Global economic situations are growing bleaker, raising concerns that the global economy may slide back into a recession, hit by the first-ever U.S. credit downgrade and lingering eurozone sovereign risks.
South Korea's exports, which account for about 50 percent of its economic output, are expected to grow 9.6 percent in the second half after expanding 13.3 percent in the first half.
Even amid strong economic growth in emerging markets, sputtering growth in advanced economies will curtail demand for Korean products, causing the annual growth of Korean exports to reach 11.3 percent this year. Last year, overseas shipments expanded 15.8 percent.
Recent trade data also fanned concerns about the slowing economy.
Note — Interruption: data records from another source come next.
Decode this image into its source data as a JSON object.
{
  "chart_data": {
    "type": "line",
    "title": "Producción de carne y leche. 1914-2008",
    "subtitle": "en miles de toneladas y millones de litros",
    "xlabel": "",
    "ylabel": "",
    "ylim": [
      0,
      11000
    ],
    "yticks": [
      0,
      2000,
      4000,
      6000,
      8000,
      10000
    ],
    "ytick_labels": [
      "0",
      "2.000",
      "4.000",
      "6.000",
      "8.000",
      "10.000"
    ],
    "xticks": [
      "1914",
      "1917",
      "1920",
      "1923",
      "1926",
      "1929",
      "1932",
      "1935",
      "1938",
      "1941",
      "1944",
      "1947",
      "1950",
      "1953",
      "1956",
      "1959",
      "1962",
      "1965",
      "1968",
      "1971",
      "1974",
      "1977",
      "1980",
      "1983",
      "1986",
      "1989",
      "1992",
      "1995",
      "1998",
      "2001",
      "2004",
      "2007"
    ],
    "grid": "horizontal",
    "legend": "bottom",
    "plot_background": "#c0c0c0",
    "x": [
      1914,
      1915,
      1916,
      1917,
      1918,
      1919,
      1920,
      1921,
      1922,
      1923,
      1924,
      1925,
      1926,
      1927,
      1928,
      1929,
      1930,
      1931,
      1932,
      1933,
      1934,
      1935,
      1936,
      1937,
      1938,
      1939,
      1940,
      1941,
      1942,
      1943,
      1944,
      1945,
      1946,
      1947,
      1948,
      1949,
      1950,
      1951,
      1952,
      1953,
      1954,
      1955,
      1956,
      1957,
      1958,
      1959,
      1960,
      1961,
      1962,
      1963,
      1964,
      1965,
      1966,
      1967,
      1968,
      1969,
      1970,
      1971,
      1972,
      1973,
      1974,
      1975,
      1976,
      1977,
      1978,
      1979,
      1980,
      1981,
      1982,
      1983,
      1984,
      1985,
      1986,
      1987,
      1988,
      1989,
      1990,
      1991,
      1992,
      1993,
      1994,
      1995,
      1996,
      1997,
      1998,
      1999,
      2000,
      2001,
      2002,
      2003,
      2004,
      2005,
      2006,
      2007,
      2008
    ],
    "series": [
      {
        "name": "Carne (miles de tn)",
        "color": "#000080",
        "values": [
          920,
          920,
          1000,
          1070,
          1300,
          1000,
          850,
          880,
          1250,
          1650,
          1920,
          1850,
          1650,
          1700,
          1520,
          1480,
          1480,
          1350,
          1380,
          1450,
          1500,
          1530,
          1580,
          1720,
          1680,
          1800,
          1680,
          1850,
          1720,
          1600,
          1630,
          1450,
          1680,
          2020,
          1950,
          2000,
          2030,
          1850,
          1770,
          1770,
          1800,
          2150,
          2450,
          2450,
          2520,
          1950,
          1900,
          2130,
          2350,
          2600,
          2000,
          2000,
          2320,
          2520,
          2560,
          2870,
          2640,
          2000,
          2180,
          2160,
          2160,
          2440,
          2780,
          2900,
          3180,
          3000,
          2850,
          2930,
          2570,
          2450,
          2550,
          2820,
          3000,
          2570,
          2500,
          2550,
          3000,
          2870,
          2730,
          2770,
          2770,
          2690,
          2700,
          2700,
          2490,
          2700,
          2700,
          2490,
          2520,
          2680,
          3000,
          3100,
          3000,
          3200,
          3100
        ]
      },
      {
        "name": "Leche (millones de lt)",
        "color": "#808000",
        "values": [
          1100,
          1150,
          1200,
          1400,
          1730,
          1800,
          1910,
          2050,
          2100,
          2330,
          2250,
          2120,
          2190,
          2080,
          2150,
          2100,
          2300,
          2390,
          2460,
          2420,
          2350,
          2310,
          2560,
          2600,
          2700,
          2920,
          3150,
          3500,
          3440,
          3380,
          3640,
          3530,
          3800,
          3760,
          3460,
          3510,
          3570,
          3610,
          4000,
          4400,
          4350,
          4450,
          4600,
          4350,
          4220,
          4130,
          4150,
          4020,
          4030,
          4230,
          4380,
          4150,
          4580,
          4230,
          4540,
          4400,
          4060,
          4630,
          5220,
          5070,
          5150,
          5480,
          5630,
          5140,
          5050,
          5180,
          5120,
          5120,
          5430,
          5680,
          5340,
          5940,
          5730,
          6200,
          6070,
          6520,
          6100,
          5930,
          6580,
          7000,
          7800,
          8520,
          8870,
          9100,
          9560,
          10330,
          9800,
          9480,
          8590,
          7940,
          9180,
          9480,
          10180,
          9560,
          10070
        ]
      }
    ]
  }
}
South Korea's trade surplus shrank to US$821 million in August as record high imports overshadowed export gains.
The KIF, meanwhile, expected South Korea's consumer prices to grow 4.2 percent this year due to rising food prices and a hike in public utilities charges that are hovering above the 2011 economic growth rate.
"But if the global economic slowdown or financial market jitters cause oil prices to sharply fall, there is a chance that the growth of inflation may be capped," the KIF said.
The government and the Bank of Korea expected consumer prices to grow 4 percent this year, due to higher oil and food prices.
Korea's consumer prices rose a jaw-dropping 5.3 percent in August from a year earlier, the fastest in three years. Consumer inflation surpassed the BOK's upper ceiling of a 2-4 percent band for the eight straight month in August.
The think tank said that if the U.S. economy falls into a double-dip recession and the eurozone debt crisis eventually cripples its financial system, the growth of the Korean economy may fall to around the upper range of 3 percent in the worst-case scenario.